I have posted below responses to my blog post and column in PT about my concerns over charging stations in garages. First let me set the record straight.  I love my environment,  I love clean air, I love animals.  I have a cat and a dog. I separate my trash. I recycle. All that being said, I think that if being environmentally sound is not a good business model, then we should rethink the model, and what we are trying to accomplish.

Seamus from UC Berkeley notes below that in 1983 a cell phone cost $4 grand ( and from my experience didn’t work.) It took 15 years to catch on, and another 15 to become the industry we know today. Although hybrids (Prius) have been around for 20 years, the idea of a true EV selling like cell phones, is certainly a long way off.  But that’s not my point.

I questions whether or not putting charging stations in parking garages is a good business model, everything else being equal.

I got a call yesterday from a parking manager at SeaTac airport in Seattle. He had read my piece on charging stations and wanted to comment. Seems they had installed six for customers in their garages and he had some problems. Folks would park in the spaces, plug in their cars, and then leave for Hong Kong. This was causing consternation for other EV drivers who couldn’t get to the taken spaces. I told him that he was experiencing the one of the primary problems with charging stations.

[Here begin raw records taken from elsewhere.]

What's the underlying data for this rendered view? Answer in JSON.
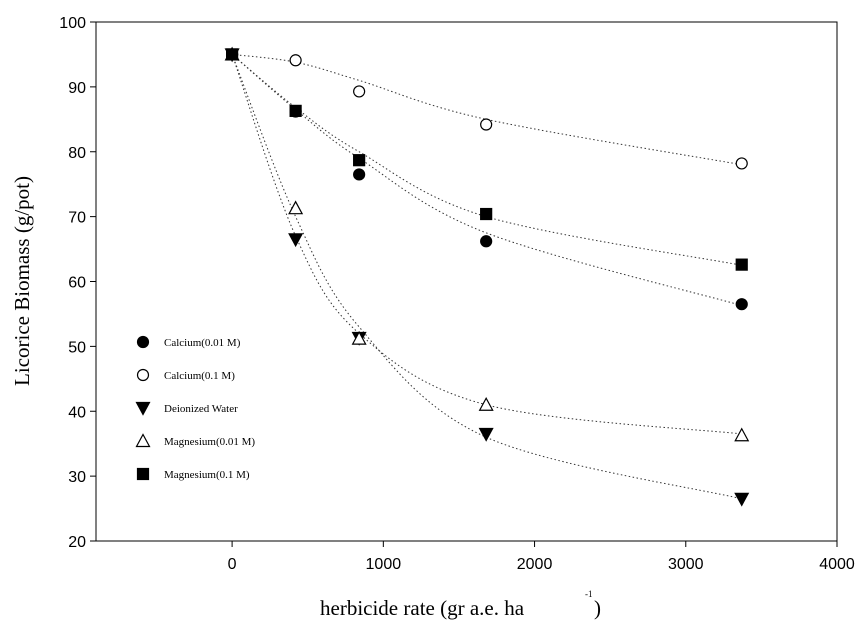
{
  "chart_data": {
    "type": "scatter",
    "title": "",
    "xlabel": "herbicide rate (gr a.e. ha",
    "xlabel_superscript": "-1",
    "xlabel_suffix": ")",
    "ylabel": "Licorice Biomass (g/pot)",
    "xlim": [
      -900,
      4000
    ],
    "ylim": [
      20,
      100
    ],
    "x_ticks": [
      0,
      1000,
      2000,
      3000,
      4000
    ],
    "y_ticks": [
      20,
      30,
      40,
      50,
      60,
      70,
      80,
      90,
      100
    ],
    "grid": false,
    "legend_position": "left-middle",
    "x": [
      0,
      420,
      840,
      1680,
      3370
    ],
    "series": [
      {
        "name": "Calcium(0.01 M)",
        "marker": "filled-circle",
        "values": [
          95,
          86.2,
          76.5,
          66.2,
          56.5
        ],
        "fit": [
          95,
          86.5,
          79.0,
          67.5,
          56.3
        ]
      },
      {
        "name": "Calcium(0.1 M)",
        "marker": "open-circle",
        "values": [
          95,
          94.1,
          89.3,
          84.2,
          78.2
        ],
        "fit": [
          95,
          93.8,
          91.0,
          85.0,
          78.0
        ]
      },
      {
        "name": "Deionized Water",
        "marker": "filled-triangle-down",
        "values": [
          95,
          66.5,
          51.3,
          36.5,
          26.5
        ],
        "fit": [
          95,
          70.0,
          53.0,
          36.0,
          26.5
        ]
      },
      {
        "name": "Magnesium(0.01 M)",
        "marker": "open-triangle-up",
        "values": [
          95,
          71.3,
          51.2,
          41.0,
          36.3
        ],
        "fit": [
          95,
          67.0,
          52.0,
          41.0,
          36.5
        ]
      },
      {
        "name": "Magnesium(0.1 M)",
        "marker": "filled-square",
        "values": [
          95,
          86.3,
          78.7,
          70.4,
          62.6
        ],
        "fit": [
          95,
          86.8,
          80.0,
          70.0,
          62.5
        ]
      }
    ]
  }
}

I recommended that he put them in his valet area and then require that people who wanted to charge, valet. (He said that they didn’t have valet, but that they had been considering it and it was a great idea.)  They would by definition pay more for the charging service and he could take on a surcharge for the charging service.

Herein lies the problem.

This manager told me he had received complaints from customers because they couldn’t charge, even though charging stations were located at the airport. So what was at first thought to be a great PR coup, became a PR problem. That law of unintended consequences had not been repealed. He is located in Seattle, a ground zero for EV sales.

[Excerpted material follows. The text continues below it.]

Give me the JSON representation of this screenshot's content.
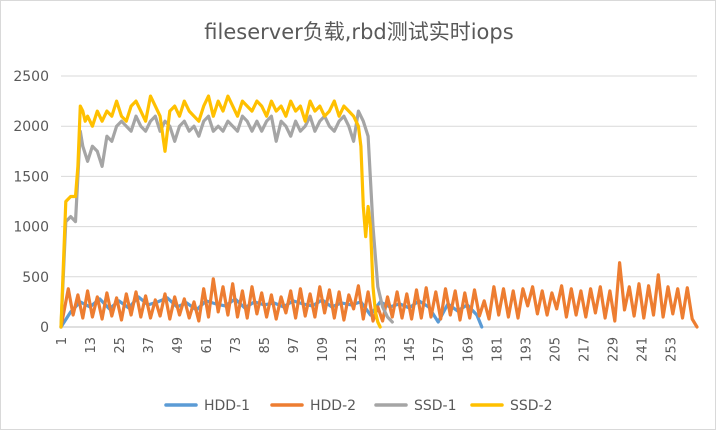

It seems if you want these to work, you have to have an evalet in place to jockey cars around. If you already have a valet then it makes sense to add the charging station in the valet portion of the facility. If you don’t, does it make sense to add the valet?

I have done a lot of research on this and am told that in major cities, adding a valet operation 16 hours a day, 7 days a week including additional insurance costs, is about $125,000 a year, or in round figures, $350 a day. So assuming you park what, 20 cars a day, you have to recoup $17.50 per car to cover labor and insurance costs. Assuming it costs $2 in electricity to charge each car, that means to squeek buy, you have to charge an ADDITIONAL $20 per car to cover your costs. If you park more than 20 a day you are in hay, less, you are losing money.  All this assumes the cost of purchasing and installing charging stations is free.

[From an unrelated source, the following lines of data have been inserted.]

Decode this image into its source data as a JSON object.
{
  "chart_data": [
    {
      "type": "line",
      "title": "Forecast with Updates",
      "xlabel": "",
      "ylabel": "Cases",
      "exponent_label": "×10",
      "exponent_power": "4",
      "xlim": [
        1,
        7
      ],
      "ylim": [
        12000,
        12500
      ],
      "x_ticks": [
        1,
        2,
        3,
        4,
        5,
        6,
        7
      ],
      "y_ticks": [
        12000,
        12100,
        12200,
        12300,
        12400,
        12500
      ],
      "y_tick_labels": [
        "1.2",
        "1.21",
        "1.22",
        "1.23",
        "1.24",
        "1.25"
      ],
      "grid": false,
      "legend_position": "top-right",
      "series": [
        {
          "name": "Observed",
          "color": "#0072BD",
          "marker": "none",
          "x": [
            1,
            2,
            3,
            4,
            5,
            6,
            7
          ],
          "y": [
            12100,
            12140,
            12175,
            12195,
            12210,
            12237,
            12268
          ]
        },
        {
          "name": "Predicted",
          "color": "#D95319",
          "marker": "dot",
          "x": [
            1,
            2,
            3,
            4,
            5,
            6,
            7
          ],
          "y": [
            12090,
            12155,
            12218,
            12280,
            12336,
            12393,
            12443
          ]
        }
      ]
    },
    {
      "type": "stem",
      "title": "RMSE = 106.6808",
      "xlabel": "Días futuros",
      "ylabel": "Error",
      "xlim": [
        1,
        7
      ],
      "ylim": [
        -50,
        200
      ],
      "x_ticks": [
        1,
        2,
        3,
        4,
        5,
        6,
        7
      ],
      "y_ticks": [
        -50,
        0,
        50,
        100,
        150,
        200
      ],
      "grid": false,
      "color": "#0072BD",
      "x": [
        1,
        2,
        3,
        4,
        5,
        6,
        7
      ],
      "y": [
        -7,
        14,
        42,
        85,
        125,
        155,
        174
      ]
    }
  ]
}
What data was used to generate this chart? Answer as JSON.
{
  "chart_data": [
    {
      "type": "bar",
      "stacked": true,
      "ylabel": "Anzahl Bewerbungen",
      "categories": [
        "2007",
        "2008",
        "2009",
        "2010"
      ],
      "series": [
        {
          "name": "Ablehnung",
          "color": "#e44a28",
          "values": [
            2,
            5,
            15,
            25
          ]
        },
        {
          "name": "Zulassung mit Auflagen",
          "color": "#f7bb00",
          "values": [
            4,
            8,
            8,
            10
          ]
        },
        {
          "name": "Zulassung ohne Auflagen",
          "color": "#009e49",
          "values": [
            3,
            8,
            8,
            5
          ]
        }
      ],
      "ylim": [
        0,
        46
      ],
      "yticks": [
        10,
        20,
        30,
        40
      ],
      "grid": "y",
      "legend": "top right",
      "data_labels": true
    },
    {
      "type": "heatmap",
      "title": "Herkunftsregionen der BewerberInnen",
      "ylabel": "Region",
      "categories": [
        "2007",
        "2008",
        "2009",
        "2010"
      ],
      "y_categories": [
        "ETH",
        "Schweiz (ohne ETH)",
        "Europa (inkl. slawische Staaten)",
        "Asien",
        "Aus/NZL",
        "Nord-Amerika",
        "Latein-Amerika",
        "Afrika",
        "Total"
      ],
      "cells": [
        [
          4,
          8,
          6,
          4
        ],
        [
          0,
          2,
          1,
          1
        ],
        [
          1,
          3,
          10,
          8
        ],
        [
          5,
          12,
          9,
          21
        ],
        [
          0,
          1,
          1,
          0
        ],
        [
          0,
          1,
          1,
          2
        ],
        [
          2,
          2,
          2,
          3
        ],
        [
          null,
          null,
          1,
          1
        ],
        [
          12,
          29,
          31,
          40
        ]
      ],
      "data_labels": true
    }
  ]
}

Does anyone know a garage where they charge more than 20 EVs a day. My guess is that they will have to sell a LOT of pure EV’s to get to that point. In the mean time, is the parking lot owner/operator supposed to foot the cost. If the average costs for parking a car per day (monthly) is $8 a day, is the operator going to surcharge $16 a day to those who charge. Or is the charge going to be a flat $20 to charge your car.  These are business decisions you have to make. An operator in New York City told me that he would have to get 53 new monthlies that he didn’t have before to break even (not charging a surcharge). He says that is a big number.

Does the Leaf driver realize that after all the hype shakes out and the good business models kick in, he or she will have to pay upwards of $25 for a charge when they charge away from home, plus the cost of the parking space.

Charging electric cars away from home is a tad more complex than simply plugging it in for an hour or two.

So the basic question, polar bears, the middle east, and tax subsidies aside, what is the true cost of charging EVs, and while we wait for technology to catch up who is going to pay for it? If it continues to be the government, I say an emphatic NO. Products can and will stand on their own. Seamus may be right. Should we jump in or wait?

This is not a conundrum for the charger companies. They simply need to adjust their pitch and show owner/operators where they need to be to profit from charging stations. The rubber is beginning to meet the road here. How much is an operator willing to spend to become greener? The cost of the charger is only the beginning.

Each garage owner will make that business decision.

OK, Charging salespersons, jump back in.

JVH

 

 

 

Picture of John Van Horn

John Van Horn

One Response

  1. I’ve seen estimates that Electric vehicles reduce in greenhouse gasses anywhere from 30% up to 65% compared with a vehicle using an internal combustion engine. However, I can fit 5 people comfortably in my Tahoe and if we car pool to work then we’ve reduced greenhouse gasses by 400% by taking 4 cars off the road.

    Technology is advancing at a pace where what is the latest and greatest today will be obsolete in a couple of years. Thinking that a wholesale change to some new technology is the answer is to ignore what we’ve all seen happen in just the past decade. The real answer to reducing pollution and saving the environment is to use what you have more efficiently, not to just throw it away and simply replace it with something else.

    I have yet to see a smart car with more than one person in it during my commute, I have yet to see ANY electric vehicles in one of my parking garages (have seen a couple around town) and I have yet to have had a single request or inquiry about charging stations from a customer or visitor. Bottom line is that if demand requires charging stations then the market will respond, but I’d be willing to bet that within the next 3 years something else is going to come along that will cause the electric vehicle to go the way of the 8 track tape.

    Having our entire transportation system reliant on the power grid is ridiculous and foolhardy, even more so than having a reliance on foreign oil supplies.